What seemed to be a temporary slowdown in economic activity, followed by hopes of a V-shape recovery in developed economies, slowly turns into a slow and uneven road to economic recovery.
The world threw everything it had to fight the coronavirus pandemic, at the cost of employment, businesses, and recession.
Yesterday market participants found out that the US economy peaked in February 2020 and entered a recession in March this year. It comes at no surprise, but now it is official – the world’s largest economy is in recession, albeit the stock market erased all its losses for the year.
The rest of the world is not doing great, either. Signs that this is more than just an economic downturn appears at the horizon. BP (British Petroleum) announced the other days that it would let go of 15,000 of its employees. Other companies around the world, from all categories, small, medium, big, are doing the same.
May’s jobs report in the United States revealed mixed data. While the job creation was the highest on record, it contrasts with the rise in unemployment claims. The 19.6 million job losses created by the coronavirus pandemic is more than twice the damage created by the 2008-2009 financial crisis. It took the world years to recover then – how long will it take this time?

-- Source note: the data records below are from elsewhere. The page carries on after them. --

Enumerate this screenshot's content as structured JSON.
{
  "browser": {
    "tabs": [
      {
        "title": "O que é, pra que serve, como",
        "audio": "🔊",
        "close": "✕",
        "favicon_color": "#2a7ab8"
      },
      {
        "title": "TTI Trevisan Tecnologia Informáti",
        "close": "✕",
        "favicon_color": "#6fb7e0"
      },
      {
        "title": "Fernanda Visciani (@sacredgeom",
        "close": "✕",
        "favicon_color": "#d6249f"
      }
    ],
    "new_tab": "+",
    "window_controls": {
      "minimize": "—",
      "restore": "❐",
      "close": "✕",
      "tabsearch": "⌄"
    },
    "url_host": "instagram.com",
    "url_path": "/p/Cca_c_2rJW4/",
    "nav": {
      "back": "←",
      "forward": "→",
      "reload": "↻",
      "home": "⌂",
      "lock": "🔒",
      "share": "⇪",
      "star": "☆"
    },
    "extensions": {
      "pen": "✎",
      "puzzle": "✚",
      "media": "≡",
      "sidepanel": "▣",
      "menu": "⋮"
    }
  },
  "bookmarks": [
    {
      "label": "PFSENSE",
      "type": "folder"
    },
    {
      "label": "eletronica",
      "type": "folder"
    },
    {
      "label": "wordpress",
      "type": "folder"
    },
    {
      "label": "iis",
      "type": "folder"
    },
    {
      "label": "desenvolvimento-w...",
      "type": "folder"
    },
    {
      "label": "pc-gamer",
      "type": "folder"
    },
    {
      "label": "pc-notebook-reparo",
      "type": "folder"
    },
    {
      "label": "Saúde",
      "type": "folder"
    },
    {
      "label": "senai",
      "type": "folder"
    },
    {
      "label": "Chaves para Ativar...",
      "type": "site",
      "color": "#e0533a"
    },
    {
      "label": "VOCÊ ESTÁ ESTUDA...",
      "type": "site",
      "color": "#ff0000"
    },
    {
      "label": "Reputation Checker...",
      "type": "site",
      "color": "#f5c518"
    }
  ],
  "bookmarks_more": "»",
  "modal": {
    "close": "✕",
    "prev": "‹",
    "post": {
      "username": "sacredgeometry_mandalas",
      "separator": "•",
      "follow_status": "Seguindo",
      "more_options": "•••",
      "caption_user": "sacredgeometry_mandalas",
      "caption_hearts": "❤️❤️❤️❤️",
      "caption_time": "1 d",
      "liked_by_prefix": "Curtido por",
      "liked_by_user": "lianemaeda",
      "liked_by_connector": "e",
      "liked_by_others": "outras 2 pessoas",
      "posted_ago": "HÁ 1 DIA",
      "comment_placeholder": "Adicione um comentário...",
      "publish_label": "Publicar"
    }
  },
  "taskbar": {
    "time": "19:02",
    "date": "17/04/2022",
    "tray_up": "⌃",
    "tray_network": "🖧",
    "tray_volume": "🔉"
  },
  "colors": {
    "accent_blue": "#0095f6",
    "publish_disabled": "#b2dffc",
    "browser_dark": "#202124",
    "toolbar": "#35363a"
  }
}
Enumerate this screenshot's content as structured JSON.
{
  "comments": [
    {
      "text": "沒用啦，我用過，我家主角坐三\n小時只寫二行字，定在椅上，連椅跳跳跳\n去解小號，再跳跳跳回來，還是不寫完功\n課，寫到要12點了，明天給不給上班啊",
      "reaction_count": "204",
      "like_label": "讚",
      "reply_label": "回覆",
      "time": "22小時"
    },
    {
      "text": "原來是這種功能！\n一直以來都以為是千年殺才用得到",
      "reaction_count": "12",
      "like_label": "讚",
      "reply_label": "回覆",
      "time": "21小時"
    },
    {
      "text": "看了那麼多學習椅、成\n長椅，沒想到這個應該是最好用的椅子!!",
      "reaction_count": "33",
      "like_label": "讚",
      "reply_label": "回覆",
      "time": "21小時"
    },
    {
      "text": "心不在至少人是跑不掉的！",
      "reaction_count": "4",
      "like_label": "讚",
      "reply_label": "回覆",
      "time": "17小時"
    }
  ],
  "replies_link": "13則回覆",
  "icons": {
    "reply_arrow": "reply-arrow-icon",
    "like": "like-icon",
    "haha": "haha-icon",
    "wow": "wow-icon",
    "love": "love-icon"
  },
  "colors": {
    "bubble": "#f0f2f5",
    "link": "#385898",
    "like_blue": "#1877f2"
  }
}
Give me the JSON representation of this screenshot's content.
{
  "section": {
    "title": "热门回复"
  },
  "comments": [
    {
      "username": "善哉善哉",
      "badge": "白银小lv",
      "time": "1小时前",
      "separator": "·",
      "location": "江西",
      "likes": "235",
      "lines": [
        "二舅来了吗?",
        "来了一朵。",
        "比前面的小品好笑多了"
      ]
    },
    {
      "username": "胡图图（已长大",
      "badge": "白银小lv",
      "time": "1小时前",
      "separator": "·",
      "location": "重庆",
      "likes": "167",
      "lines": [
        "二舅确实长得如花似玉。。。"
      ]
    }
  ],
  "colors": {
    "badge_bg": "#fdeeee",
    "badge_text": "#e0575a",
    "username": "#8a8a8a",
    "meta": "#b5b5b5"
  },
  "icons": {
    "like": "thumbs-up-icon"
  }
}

What the World’s Economies Are Facing
Large fiscal deficits appear to be on the horizon. Most governments in the developed world have stepped up to the plate and eased the conditions in the fiscal space. Global credit creation and money supply growth have seen a strong push as a result of the pandemic.
Yet the economic news so far was much worse than anticipated. Yes, some economic data came better than expected, but only due to some economies easing the lockdown measures.
For an accurate picture, we will have to wait and see how the world’s economic fares with no restrictions, and then compare the actual with the previous data. It is the only way to assess the real impact of the coronavirus crisis.
Inflation is unlikely to be a problem moving forward. Despite large monetary and fiscal policy responses, the consumer has a hard time spending the money widely available to borrow. However businesses are afraid to borrow until they have a clearer vision of what is to come next.
Should the world see a second wave of infections, the road to economic recovery will take even longer to travel.